The second biggest U.S. mobile service said its plan, which includes the expansion of its existing wireless data network from 350 metropolitan areas to 370 this year, would be covered by its previously announced capital spending budget of $17 billion to $18 billion for 2009.
The increase to its mobile Web surfing speeds involves an upgrade of a network technology known as High Speed Packet Access (HSPA) that AT&T already uses. The upgrade is expected to increase AT&T’s theoretical network speed to 7.2 megabits per second from current levels of 3 megabits per second, the company said.
However, actual network speeds can vary hugely once a network is loaded with customers. AT&T said it would have multiple laptop network cards and smartphones available to take advantage of the upgrade later this year.
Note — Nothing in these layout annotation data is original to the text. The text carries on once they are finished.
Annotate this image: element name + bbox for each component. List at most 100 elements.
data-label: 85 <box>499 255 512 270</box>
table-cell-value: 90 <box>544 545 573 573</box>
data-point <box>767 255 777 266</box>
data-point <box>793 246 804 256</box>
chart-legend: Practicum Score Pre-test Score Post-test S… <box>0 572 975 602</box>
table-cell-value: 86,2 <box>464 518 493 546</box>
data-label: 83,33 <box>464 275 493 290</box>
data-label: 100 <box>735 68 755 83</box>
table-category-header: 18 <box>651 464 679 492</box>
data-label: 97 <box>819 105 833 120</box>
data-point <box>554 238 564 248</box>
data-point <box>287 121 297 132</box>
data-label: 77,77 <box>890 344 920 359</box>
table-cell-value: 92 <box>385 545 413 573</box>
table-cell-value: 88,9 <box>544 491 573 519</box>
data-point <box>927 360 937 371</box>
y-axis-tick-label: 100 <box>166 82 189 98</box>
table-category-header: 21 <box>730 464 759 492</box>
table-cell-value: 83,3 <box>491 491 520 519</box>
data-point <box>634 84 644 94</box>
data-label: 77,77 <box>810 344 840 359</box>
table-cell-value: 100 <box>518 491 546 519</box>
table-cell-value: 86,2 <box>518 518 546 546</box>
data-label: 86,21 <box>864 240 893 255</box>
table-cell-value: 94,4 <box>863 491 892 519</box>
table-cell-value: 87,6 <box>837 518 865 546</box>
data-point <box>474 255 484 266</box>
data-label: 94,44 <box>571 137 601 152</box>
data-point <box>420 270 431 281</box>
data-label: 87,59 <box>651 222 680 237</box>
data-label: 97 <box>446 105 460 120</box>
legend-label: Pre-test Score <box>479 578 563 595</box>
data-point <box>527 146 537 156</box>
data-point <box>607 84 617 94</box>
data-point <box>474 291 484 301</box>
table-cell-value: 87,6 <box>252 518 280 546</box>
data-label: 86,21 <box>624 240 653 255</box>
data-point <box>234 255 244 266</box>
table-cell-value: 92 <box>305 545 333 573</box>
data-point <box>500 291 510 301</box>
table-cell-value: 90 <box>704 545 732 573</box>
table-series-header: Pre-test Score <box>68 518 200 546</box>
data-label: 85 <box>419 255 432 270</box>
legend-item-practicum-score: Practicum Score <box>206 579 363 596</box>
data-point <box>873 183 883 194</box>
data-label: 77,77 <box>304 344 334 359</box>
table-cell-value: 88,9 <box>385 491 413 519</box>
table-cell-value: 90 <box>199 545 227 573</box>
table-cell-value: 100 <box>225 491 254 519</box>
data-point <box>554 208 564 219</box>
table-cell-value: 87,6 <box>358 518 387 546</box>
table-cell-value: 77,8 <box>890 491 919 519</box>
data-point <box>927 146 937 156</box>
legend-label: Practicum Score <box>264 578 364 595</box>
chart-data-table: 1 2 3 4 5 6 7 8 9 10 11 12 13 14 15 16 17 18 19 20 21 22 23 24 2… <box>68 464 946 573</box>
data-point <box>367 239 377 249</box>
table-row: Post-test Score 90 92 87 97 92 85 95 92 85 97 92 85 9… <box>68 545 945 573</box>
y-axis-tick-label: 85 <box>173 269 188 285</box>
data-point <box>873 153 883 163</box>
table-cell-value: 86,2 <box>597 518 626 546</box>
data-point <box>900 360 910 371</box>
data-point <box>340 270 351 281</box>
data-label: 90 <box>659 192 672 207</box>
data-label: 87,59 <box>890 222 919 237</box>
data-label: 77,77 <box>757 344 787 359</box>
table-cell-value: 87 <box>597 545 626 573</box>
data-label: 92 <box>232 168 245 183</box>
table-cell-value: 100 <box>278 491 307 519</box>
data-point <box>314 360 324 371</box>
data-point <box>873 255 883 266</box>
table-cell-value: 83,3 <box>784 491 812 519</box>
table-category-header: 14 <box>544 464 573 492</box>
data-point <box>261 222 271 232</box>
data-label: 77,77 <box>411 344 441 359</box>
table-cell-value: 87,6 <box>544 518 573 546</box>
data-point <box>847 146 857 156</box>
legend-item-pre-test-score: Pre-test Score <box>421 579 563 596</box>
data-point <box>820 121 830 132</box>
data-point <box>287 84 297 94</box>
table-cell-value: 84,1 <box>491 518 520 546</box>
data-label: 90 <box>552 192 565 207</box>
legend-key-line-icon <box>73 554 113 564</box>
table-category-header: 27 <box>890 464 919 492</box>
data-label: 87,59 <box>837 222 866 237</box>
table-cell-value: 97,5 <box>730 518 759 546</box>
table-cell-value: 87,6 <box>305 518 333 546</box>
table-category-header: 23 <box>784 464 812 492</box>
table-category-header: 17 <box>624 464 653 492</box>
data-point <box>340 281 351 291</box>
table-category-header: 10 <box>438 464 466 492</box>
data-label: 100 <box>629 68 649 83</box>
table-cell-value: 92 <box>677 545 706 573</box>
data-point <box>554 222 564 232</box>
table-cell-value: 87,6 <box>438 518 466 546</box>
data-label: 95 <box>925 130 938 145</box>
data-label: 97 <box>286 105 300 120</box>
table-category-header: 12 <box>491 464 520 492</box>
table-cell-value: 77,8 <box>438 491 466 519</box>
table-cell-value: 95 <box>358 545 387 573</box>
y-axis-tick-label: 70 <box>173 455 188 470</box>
The company also said it would start tests for its next network technology upgrade with a technology known as Long Term Evolution (LTE) in 2010 and plans to start building LTE into its network in 2011.
Its bigger rival Verizon Wireless, owned by Verizon Communications Inc and Vodafone Group Plc, plans to already start installing LTE into its network later in 2009, a year ahead of AT&T.
Clearwire Corp is building a rival high-speed network based on WiMax, another emerging technology.